- Original title: Сказка
- Translator: Vladimir Nabokov, Dmitri Nabokov
- Language: Russian

Publication
- Published in: Rul'
- Publication type: Newspaper
- Publication date: 27 and 29 June 1926
- Published in English: 1975

= A Nursery Tale =

"A Nursery Tale" (Сказка, Skazka) is a short story by Vladimir Nabokov first published in the expatriate Russian newspaper Rul' on 27 and 29 June 1926 and in the book form in The Return of Chorb in 1930. The English translation by the author and his son, Dmitri Nabokov has appeared in 1975 in collection Tyrants Destroyed and Other Stories.

==Plot summary==
Erwin, the protagonist, is shy and “collects” an imaginary harem of women by tagging them mentally when looking from the streetcar.
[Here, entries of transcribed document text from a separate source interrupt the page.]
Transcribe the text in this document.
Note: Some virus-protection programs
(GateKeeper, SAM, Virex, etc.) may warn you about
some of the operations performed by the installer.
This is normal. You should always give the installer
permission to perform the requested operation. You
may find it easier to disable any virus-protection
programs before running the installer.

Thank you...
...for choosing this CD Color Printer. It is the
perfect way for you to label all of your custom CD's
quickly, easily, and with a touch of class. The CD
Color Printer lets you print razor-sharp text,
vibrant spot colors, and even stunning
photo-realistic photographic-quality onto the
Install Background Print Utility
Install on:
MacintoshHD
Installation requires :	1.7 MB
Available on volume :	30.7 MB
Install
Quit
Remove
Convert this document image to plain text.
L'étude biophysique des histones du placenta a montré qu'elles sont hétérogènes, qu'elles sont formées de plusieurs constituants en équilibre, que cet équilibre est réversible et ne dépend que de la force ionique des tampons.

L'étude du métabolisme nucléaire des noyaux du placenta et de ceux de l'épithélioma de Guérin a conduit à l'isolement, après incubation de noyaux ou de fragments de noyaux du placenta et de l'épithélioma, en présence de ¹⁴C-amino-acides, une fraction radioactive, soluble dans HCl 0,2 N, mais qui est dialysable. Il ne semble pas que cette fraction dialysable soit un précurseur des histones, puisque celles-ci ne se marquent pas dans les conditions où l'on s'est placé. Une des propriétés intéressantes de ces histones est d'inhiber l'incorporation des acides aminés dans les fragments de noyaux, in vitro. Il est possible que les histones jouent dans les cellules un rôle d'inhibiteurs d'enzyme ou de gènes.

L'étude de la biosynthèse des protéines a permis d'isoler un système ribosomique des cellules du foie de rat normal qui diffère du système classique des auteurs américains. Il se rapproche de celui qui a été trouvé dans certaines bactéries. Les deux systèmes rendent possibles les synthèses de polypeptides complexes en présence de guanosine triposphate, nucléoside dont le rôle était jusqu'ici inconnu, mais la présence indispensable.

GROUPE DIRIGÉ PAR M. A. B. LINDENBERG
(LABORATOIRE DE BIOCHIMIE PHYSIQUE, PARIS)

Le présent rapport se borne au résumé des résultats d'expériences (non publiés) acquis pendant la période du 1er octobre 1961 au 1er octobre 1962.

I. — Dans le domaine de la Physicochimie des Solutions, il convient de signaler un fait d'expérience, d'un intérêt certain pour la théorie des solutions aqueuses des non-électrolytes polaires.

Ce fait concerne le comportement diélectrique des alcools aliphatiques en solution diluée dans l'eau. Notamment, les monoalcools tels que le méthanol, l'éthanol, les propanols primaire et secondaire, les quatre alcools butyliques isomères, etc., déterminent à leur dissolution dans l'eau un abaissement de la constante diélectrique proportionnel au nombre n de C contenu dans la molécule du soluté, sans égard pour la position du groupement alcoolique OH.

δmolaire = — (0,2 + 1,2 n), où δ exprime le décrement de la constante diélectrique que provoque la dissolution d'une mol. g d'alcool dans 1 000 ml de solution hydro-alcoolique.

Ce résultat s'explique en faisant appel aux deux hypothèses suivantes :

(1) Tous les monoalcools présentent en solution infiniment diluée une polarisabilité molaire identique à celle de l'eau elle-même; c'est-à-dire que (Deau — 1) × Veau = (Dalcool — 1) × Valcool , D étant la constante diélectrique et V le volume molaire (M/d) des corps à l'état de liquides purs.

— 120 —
One day, he encounters the Devil in the shape of a German middle-aged women, Frau Monde, who tells him he can have all the women he can “collect” before midnight provided their number is uneven. Erwin tries to do so but ultimately fails.

==Comments==
The story makes reference to a teenage girl as one of the women Erwin tries to make part of his collection, an early reference to the theme of hebephilia that is later spun out in Lolita. This may be the earliest reference in Nabokov's work to the attraction of pubescent girls.